Mounting your Google Drive in your Colab environment is as simple as running two lines of code:

from google.colab import drive drive.mount('/content/drive')

Next, access your files with:

file_path = '/content/drive/My Drive/yourfile.ext' with open(file_path, 'r') as file: data = file.read()

Replace yourfile.ext with your actual filename and extension. And, voila! The data variable now contains your file data, ready for analysis in your Colab notebook.

Getting more from Google Drive in Colab

As convenient as going drive-thru at your favourite fast-food chain, you can easily direct Pandas to read_csv files from your mounted Google Drive:

import pandas as pd # Configuring Panda to have a feast on a CSV file csv_file_path = '/content/drive/My Drive/data.csv' df = pd.read_csv(csv_file_path)

For managing larger data sets and files, using command-line utilities like !ls to gain visibility of contents can prove handy.

Practical tips and tricks

Using UI for easy integration

The 'Mount Drive' button on Colab's UI offers one-click convenience for mounting your Drive. Think of it as your express elevator to your data floor.

Implementing command line for file management

You can cd (change directory) akin to walking through rooms in your house:

%cd /content/drive/My Drive/

Once inside the room (or directory), use the !ls or !cp commands, just like you would switch the light on to see:

!ls // 'Turn the light on to see what's around' !cp source_path destination_path // 'Move items around in the room'

When to remount

Sometimes the elevator breaks. In such cases, use force_remount=True to reset:

drive.mount('/content/drive', force_remount=True)

Mastering PyDrive

Meet PyDrive, your personal butler who can fetch specific files using unique IDs:

from pydrive.drive import GoogleDrive from pydrive.auth import GoogleAuth gauth = GoogleAuth() drive = GoogleDrive(gauth) # When PyDrive says, 'Voila! Presenting you the contents of your digital vault, Sir/Madam.' file_list = drive.ListFile({'q': "'root' in parents and trashed=false"}).GetList() for file1 in file_list: print('title: %s, id: %s' % (file1['title'], file1['id']))

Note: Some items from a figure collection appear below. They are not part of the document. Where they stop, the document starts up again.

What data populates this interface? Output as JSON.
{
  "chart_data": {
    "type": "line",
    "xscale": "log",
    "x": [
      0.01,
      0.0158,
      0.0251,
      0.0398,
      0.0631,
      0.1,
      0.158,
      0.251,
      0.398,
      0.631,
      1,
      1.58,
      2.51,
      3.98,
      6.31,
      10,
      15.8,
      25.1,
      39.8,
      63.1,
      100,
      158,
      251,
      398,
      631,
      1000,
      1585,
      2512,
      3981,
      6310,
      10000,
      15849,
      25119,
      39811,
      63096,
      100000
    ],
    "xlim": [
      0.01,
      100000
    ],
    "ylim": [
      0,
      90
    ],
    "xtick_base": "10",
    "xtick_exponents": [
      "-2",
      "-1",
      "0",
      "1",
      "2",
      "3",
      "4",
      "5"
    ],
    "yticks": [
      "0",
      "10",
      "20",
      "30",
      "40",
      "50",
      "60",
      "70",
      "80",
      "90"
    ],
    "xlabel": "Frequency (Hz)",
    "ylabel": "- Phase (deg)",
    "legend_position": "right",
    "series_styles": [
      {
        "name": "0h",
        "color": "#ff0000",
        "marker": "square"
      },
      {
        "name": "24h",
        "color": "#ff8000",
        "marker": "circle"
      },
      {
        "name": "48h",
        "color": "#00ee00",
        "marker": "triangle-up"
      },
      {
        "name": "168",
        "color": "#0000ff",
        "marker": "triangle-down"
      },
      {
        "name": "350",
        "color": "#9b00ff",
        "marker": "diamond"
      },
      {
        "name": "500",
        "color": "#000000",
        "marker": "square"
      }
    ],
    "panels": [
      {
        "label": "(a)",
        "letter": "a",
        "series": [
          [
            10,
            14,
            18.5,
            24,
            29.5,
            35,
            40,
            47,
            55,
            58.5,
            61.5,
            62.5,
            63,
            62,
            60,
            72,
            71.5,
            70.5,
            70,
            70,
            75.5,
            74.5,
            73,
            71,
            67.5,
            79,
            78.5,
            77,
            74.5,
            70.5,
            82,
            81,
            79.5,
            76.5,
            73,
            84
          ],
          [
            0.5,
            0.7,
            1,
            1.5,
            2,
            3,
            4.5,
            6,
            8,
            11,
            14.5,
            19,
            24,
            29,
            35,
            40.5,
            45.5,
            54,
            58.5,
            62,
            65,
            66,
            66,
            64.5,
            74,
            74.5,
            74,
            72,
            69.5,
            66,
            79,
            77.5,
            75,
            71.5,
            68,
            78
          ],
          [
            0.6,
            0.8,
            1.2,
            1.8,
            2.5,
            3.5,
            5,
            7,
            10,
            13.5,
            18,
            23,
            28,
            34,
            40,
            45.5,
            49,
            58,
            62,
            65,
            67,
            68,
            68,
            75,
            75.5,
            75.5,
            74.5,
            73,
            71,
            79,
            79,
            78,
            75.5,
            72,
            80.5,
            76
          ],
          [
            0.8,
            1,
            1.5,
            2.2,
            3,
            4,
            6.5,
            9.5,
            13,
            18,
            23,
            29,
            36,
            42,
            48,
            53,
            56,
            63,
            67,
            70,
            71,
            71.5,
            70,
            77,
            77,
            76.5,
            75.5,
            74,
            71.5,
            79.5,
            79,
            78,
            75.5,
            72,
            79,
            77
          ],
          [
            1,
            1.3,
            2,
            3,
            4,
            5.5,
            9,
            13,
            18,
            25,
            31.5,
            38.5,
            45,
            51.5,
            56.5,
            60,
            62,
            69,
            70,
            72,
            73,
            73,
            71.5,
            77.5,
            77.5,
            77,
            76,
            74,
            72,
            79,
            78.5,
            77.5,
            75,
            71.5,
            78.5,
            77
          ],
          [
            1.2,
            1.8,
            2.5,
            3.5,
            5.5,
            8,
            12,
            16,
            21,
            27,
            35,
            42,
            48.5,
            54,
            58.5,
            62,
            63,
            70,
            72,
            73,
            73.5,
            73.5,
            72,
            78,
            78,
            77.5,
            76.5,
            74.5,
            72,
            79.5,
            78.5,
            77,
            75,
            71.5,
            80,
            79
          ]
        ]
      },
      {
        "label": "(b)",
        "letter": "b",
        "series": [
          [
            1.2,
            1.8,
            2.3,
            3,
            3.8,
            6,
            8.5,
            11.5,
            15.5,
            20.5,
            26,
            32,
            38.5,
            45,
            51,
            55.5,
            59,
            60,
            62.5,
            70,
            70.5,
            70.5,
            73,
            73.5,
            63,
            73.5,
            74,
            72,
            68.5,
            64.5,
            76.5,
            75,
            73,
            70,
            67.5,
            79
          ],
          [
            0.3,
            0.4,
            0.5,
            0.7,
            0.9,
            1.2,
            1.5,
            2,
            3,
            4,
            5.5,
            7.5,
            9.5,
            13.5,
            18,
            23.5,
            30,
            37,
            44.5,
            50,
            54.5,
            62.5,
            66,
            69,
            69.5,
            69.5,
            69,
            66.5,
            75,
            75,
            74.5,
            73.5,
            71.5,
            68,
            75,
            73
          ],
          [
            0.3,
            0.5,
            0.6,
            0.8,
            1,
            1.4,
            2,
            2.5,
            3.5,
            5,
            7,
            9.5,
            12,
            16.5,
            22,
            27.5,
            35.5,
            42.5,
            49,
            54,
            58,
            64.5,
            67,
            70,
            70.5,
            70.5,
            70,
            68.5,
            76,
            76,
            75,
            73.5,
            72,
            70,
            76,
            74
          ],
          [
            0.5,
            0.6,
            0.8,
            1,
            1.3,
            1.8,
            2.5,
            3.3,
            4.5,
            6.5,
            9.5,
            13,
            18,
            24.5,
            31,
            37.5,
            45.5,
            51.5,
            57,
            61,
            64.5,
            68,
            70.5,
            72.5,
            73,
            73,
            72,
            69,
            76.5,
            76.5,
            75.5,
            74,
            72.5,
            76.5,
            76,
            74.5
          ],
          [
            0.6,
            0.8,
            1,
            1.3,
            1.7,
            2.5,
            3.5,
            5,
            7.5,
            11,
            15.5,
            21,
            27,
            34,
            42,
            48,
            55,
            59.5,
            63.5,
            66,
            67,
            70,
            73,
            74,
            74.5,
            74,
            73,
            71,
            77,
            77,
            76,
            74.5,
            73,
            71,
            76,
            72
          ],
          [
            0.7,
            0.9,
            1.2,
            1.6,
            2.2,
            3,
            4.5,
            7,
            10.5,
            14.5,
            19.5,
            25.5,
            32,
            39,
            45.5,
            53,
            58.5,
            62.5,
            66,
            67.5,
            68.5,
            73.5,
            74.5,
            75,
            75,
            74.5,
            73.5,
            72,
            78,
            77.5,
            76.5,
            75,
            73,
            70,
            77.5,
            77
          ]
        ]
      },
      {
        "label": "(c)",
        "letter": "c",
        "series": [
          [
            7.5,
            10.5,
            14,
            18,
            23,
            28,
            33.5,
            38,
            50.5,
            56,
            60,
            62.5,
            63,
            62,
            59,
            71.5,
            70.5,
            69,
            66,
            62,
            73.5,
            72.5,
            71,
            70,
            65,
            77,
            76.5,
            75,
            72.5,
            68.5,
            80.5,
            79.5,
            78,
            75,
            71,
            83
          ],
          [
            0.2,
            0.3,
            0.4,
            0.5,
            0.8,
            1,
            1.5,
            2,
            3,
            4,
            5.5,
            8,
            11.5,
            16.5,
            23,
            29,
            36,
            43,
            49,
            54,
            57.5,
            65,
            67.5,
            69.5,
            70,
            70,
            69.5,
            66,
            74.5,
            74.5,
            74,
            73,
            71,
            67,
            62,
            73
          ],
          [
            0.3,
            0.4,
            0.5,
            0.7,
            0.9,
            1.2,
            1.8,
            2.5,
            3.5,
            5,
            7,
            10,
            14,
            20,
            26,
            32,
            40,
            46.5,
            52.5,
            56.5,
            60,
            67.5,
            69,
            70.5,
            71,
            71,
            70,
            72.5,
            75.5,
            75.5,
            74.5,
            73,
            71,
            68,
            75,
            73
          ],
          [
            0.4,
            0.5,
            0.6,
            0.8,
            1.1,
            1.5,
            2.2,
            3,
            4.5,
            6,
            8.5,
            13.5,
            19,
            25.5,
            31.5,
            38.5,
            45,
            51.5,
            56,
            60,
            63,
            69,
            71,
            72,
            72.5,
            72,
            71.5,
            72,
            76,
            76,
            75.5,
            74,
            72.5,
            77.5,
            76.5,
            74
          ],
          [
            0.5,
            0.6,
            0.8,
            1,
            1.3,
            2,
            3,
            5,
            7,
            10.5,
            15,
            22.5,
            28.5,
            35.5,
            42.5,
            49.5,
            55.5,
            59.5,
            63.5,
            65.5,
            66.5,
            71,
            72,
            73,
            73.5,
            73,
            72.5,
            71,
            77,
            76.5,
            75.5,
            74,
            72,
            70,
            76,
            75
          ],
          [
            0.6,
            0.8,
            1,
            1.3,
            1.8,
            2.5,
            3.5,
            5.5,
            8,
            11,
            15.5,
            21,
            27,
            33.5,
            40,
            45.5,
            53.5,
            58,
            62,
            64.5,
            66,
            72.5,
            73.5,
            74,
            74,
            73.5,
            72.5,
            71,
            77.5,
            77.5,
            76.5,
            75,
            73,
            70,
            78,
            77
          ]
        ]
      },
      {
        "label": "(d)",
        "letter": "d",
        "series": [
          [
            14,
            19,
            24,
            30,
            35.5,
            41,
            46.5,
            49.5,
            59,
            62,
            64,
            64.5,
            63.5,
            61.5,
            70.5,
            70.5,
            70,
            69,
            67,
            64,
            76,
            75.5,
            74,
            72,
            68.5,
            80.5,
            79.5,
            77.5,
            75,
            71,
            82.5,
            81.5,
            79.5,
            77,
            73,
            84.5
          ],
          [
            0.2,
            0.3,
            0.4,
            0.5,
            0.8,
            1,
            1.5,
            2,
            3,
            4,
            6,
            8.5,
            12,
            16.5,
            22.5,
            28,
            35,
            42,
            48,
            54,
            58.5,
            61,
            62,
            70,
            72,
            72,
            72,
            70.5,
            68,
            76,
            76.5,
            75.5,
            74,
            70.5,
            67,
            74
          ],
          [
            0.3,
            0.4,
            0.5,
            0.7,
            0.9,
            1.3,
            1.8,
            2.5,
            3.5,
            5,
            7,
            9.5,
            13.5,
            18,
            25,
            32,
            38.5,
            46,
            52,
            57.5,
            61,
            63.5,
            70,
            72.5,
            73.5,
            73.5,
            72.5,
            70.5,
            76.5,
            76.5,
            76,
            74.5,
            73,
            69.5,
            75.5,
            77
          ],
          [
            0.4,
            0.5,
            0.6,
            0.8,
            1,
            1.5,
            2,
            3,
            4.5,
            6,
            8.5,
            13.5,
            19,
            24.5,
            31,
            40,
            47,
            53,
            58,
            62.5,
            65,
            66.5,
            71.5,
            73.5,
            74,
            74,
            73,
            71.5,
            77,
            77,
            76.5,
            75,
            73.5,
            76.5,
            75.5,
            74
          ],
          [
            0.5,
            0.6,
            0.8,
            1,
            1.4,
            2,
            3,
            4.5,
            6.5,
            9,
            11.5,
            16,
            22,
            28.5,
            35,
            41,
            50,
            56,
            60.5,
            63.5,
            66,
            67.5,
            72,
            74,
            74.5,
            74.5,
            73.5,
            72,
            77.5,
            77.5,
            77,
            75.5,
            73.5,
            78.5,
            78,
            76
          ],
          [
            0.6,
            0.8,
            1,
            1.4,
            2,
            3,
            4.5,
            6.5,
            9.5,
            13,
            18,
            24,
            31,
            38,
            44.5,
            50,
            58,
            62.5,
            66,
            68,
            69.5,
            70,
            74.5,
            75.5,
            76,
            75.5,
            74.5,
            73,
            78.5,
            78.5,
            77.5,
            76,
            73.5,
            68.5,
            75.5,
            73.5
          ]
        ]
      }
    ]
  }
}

Iterating over Drive files

Loop through your files directly, just like a roomba goes through your entire house:

import os # Assuming '/content/drive/My Drive/data_folder/' is your digital house full of files for file in os.listdir('/content/drive/My Drive/data_folder/'): print(file) // 'Presenting each file item with utter respect'

Advanced tactics for data handling

Maximizing efficiency

Access Google Drive directly to bypass cumbersome manual uploads. It's like having special VIP access to your data nightclub.

Query optimization with PyDrive

PyDrive's 'q' parameter becomes your laser-guided file retrieval tool, locating the exact files you need:

folder_id = 'your_folder_id_here' file_list = drive.ListFile({'q': f"'{folder_id}' in parents and trashed=false"}).GetList()

With PyDrive, complex operations are boiled down to a simple walk in the park.